In deze zaak heeft het gerechtshof Amsterdam op 15 november 2022 uitspraak gedaan in hoger beroep tegen een vonnis van de rechtbank Noord-Holland van 22 oktober 2018. De zaak betreft een vordering van het openbaar ministerie tot ontneming van wederrechtelijk verkregen voordeel van de betrokkene, die in eerste aanleg was veroordeeld voor diefstal met een valse sleutel, gewoontewitwassen en het voorhanden hebben van een vuurwapen. De rechtbank had de betrokkene de verplichting opgelegd tot betaling van € 242.510,67 aan de Staat ter ontneming van het wederrechtelijk verkregen voordeel. De betrokkene heeft hoger beroep ingesteld tegen dit vonnis.

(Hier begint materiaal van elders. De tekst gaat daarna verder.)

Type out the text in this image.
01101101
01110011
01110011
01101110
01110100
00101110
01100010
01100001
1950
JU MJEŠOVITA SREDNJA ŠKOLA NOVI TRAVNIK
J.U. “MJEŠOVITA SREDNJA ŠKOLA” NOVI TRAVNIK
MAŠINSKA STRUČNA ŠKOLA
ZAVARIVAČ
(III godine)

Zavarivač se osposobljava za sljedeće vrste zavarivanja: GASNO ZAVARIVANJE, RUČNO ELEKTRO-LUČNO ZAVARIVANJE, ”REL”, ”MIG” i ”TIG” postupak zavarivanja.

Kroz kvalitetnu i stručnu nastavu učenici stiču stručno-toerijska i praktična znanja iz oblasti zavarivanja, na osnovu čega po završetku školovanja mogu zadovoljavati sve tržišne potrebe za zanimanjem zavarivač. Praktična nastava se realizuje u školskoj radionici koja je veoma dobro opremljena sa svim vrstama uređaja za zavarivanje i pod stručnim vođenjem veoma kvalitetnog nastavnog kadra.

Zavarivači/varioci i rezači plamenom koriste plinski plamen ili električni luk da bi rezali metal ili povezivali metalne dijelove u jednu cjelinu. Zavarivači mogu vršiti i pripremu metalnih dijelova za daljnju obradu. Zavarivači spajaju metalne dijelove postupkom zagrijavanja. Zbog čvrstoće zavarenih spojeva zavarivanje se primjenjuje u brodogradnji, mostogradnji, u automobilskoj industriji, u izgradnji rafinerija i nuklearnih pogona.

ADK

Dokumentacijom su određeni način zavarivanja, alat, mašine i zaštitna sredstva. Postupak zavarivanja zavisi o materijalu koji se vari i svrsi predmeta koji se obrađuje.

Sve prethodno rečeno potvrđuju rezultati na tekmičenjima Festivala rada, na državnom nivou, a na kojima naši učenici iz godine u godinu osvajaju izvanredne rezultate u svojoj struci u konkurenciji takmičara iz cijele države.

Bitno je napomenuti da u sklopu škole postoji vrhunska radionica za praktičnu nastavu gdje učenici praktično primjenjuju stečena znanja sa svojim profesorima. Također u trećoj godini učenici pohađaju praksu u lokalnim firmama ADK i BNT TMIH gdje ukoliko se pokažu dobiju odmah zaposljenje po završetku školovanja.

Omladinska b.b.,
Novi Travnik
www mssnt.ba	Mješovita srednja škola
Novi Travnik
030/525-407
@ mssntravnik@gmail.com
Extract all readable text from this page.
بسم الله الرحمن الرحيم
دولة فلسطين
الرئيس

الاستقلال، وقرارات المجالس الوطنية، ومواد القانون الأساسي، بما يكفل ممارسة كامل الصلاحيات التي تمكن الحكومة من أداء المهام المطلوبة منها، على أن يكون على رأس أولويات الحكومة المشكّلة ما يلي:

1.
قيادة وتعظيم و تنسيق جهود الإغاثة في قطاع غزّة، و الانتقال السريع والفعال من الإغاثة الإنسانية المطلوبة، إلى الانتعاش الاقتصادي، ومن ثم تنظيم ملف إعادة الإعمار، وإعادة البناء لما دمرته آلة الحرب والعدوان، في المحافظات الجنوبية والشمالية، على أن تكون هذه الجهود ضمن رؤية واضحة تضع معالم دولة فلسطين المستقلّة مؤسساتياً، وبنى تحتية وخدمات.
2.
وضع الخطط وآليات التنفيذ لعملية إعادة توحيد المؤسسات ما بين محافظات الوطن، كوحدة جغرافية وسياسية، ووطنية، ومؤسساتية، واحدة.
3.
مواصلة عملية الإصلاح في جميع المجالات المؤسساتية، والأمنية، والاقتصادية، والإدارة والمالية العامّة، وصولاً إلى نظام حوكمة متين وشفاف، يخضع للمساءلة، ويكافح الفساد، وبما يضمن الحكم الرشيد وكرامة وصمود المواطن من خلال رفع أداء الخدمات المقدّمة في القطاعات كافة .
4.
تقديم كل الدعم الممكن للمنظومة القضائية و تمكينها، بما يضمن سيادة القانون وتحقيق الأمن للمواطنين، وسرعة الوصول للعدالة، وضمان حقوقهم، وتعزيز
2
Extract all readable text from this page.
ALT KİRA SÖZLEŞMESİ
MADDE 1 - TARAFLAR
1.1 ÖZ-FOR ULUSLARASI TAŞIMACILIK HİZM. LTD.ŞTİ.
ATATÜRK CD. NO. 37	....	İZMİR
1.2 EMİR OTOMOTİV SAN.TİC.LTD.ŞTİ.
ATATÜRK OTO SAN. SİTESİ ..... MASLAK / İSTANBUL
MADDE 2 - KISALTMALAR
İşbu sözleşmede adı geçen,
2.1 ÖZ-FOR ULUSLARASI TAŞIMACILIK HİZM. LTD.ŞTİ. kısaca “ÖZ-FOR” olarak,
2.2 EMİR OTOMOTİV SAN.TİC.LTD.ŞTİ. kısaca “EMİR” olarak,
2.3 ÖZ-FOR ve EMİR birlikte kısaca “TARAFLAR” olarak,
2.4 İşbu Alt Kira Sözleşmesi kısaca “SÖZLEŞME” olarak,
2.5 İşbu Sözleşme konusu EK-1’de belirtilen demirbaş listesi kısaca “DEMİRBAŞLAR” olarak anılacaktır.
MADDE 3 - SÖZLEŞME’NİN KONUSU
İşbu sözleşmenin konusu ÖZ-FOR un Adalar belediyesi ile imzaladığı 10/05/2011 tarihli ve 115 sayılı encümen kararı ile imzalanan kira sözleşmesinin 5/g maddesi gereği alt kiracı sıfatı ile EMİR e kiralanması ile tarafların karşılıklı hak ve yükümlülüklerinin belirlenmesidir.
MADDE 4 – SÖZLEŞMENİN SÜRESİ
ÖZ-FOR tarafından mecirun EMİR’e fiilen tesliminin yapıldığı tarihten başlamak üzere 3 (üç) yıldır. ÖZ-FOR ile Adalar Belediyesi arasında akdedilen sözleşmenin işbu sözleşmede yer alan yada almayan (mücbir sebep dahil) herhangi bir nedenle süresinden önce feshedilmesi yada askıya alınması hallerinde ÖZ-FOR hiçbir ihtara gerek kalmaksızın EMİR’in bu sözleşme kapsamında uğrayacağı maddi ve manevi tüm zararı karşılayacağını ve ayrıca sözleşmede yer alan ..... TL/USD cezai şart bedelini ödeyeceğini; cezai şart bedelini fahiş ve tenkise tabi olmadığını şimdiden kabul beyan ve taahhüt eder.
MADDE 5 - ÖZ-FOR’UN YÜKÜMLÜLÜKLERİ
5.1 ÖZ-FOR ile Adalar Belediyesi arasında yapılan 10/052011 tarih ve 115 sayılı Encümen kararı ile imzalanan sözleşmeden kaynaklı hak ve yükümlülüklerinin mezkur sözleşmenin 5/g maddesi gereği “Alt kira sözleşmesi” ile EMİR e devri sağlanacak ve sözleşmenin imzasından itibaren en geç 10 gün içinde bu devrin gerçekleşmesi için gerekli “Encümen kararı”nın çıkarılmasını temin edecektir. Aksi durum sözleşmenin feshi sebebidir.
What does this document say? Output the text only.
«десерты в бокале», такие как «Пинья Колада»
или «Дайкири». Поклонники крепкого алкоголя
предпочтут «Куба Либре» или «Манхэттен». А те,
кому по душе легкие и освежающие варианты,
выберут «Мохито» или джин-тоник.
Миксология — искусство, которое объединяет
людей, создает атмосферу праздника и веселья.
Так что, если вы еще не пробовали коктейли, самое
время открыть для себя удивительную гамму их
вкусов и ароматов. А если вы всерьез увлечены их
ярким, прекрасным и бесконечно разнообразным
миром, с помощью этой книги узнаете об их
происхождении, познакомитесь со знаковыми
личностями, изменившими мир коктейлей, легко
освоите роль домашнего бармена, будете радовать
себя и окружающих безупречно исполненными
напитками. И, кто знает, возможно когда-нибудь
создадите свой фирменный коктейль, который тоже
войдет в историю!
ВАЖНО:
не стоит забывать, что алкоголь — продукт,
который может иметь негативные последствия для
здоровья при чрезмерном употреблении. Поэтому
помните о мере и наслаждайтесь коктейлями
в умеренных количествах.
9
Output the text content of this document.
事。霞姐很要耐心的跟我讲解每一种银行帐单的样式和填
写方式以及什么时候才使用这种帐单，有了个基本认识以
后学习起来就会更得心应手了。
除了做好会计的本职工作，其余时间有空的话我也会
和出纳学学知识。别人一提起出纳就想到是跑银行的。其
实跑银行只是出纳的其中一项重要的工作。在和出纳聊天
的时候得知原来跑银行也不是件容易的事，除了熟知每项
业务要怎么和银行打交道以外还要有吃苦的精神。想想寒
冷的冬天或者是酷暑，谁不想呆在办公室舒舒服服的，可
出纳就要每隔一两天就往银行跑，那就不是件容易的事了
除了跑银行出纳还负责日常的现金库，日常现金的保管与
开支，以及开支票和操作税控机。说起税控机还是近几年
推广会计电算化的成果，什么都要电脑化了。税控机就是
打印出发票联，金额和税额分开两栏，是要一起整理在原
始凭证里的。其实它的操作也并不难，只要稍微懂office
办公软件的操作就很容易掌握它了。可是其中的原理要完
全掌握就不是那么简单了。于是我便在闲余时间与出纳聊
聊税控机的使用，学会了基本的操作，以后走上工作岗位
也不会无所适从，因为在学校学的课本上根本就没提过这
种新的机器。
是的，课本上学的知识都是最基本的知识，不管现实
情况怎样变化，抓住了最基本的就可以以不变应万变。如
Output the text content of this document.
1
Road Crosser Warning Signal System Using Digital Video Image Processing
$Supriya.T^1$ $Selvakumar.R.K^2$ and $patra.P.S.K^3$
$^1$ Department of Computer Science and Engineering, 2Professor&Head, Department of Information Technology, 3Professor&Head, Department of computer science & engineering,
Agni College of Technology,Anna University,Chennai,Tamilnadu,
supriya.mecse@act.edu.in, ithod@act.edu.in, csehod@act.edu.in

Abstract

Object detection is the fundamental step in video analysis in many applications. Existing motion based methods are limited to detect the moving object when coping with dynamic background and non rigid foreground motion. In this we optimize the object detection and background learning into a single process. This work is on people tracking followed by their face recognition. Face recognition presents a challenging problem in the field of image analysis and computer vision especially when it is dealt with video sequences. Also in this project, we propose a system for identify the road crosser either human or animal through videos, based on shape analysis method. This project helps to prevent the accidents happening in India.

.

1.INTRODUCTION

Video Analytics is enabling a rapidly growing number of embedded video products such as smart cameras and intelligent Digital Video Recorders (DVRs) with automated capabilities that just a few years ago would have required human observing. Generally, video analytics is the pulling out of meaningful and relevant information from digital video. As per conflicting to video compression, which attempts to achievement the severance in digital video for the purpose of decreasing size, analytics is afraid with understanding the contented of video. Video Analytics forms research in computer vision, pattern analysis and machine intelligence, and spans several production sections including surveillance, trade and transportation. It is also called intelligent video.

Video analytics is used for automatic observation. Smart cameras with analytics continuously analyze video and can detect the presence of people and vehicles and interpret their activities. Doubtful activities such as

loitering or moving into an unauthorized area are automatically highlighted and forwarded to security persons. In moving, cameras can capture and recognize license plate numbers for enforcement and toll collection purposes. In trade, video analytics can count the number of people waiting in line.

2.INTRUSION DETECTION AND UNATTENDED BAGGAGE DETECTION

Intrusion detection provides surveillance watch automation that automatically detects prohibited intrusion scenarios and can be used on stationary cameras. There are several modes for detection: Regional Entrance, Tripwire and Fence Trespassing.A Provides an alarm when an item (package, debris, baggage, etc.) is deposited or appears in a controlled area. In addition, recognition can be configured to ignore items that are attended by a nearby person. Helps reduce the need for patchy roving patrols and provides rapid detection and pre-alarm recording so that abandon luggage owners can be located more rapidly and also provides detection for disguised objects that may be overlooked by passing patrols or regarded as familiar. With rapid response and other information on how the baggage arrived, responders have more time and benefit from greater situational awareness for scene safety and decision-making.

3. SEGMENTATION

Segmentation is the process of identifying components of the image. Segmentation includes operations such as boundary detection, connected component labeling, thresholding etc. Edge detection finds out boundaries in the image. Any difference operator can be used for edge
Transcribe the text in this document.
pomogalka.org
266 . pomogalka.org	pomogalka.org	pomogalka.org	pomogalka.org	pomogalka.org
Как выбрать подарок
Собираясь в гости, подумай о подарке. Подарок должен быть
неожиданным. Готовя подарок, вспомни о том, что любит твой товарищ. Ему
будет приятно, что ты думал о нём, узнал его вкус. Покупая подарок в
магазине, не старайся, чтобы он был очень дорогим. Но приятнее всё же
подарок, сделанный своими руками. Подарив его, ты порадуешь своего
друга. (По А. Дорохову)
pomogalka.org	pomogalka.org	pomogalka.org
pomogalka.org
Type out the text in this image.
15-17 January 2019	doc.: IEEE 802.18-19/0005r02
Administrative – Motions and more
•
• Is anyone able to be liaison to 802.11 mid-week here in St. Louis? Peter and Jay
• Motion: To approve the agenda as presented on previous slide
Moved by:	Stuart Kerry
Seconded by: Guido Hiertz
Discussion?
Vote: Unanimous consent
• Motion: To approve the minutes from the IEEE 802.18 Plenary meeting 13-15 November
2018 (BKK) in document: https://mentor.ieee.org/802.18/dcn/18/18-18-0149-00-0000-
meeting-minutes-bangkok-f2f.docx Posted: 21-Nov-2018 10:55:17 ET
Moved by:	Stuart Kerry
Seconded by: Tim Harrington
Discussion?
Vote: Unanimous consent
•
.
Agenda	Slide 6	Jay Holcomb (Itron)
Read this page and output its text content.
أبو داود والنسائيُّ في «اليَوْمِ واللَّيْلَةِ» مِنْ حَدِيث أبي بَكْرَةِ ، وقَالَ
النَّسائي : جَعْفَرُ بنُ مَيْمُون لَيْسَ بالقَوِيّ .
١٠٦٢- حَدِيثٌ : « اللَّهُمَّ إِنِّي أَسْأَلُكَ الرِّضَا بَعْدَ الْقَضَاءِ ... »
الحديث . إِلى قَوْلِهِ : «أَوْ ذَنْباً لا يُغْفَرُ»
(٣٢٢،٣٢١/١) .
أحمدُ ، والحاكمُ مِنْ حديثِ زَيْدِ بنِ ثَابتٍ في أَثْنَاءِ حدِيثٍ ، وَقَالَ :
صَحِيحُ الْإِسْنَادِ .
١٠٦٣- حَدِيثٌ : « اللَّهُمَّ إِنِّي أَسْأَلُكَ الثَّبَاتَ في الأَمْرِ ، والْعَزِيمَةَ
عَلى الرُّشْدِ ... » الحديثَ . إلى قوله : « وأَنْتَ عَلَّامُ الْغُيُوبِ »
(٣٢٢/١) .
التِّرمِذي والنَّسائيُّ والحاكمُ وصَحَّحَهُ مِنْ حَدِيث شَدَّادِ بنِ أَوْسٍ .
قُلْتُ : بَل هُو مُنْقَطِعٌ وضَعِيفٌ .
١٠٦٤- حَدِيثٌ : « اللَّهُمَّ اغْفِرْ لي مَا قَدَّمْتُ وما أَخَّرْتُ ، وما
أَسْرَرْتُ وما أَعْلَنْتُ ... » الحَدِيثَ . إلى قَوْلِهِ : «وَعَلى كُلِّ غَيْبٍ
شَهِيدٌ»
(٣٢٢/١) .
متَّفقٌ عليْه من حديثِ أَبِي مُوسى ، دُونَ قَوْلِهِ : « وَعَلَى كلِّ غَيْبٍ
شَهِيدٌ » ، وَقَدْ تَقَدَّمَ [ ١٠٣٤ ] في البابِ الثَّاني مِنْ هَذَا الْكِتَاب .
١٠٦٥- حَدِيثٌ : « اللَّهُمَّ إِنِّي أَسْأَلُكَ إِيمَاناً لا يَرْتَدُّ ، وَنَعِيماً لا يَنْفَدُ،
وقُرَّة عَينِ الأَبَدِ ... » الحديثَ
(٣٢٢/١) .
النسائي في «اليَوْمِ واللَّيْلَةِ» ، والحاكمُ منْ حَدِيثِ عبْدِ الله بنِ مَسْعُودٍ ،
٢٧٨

Het hof heeft de zaak behandeld op basis van het onderzoek ter terechtzitting in hoger beroep op 4 november 2020, 28 september 2022 en 1 november 2022, en heeft kennisgenomen van de vordering van de advocaat-generaal en de argumenten van de verdediging. Het hof heeft vastgesteld dat de betrokkene zich schuldig heeft gemaakt aan diefstal met een valse sleutel en gewoontewitwassen, en heeft de hoogte van het wederrechtelijk verkregen voordeel geschat op € 242.310,67. Dit bedrag is gebaseerd op een rapport van 19 september 2018, waarin de berekening van het wederrechtelijk verkregen voordeel is uiteengezet.
Het hof heeft het vonnis van de rechtbank vernietigd en opnieuw recht gedaan, waarbij het de betrokkene de verplichting oplegt tot betaling van het geschatte bedrag aan de Staat. De beslissing is gegrond op artikel 36e van het Wetboek van Strafrecht, en het hof heeft de duur van de gijzeling vastgesteld op 1.080 dagen. De uitspraak is gedaan door de meervoudige strafkamer van het gerechtshof Amsterdam, waarin drie rechters zitting hadden.